Ob Sarah Connor in „Terminator I“, Carol und Carter „Doc“ McCoy in „Getaway“ oder gen Sonnenuntergang nach Westen reitende Outlaws in so manchem Western – die letzte Ausfahrt auf der Flucht vor den Verfolgern auf US-Territorium ist oft Mexiko. Und hier die berühmt-berüchtigte mexikanische Grenzstadt Tijuana, nur wenige Kilometer südlich vom US-amerikanischen San Diego entfernt.

Während im Realismus des Kinos die Flucht in die Freiheit häufig als „nach Mexiko rübermachen“ geschildert wird, sieht es in der Realität des wahren Lebens genau umgekehrt aus. Mexikaner suchen in den USA Verheißungen, suchen Jobs, wollen ein neues, besseres Leben beginnen, im Land der unbegrenzten Möglichkeiten, gleich nebenan. ‚California here we come’. Legal, halblegal, illegal zu Tausenden und Zehtausenden und manchmal endet der Grenzübertritt fatal letal.

Als ich Ende 1987/88 in Los Angeles lebte, fuhr ich einmal zum ‚whale watching’ nach San Diego. Die Wale erschienen an diesem Tag nicht, aber nachts schipperten Boote der US Border Patrol auf den Gewässern des Pazifik, am Küstenstreifen zwischen Catalina Island und der San Diego Bay entlang. Ihre Scheinwerfer warfen silbrige Streifen auf die Wellenkämme der schwarzen See.

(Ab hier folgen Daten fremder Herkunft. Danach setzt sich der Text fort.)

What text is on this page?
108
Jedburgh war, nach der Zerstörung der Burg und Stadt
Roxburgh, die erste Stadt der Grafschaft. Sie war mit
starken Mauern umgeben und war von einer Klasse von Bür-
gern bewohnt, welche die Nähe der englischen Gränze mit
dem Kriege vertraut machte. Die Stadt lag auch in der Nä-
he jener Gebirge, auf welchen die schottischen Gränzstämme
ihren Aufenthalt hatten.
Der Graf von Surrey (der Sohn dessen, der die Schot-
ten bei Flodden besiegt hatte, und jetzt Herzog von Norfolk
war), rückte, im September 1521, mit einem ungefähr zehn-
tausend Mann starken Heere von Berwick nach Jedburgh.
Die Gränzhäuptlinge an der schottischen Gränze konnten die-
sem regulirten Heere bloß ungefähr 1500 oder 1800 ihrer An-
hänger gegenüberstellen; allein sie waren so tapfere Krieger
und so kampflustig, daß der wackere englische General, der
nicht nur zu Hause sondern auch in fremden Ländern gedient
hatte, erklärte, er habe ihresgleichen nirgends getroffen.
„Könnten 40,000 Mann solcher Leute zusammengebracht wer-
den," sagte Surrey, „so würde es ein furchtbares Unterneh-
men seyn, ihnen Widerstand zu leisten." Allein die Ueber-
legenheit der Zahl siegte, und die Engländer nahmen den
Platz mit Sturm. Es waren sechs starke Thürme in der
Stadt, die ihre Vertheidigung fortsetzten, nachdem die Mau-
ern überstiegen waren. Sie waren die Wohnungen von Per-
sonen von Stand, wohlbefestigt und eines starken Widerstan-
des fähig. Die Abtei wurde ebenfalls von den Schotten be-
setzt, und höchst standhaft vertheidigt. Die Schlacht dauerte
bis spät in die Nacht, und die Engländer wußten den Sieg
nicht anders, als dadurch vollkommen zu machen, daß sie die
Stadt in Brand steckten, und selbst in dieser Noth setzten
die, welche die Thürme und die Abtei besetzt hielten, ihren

Mexikanerfischen. Auch ein vom Strand weit ins Meer hinein gezogener Zaun knapp unterhalb der Wasseroberfläche soll installiert worden sein, um die Mexikaner beim Schwimmen über die Grenze zu stoppen, wie mir berichtet wurde.

Der Grenzverlauf war schon damals durch einen Zaun von der Küste bis ins Landesinnere zwischen den urbanen Ausläufern San Diegos und Tijuana gesichert. Ein simpler Metallzaun mit Grenzposten an den Durchgangsstraßen, weit weniger ausgebaut als die ehemaligen Transitübergänge der DDR. Allerdings, die Motivlage für die Errichtung des Grenzzaunes zwischen den USA / Kalifornien und Mexiko war eine andere als im einst geteilten Deutschland.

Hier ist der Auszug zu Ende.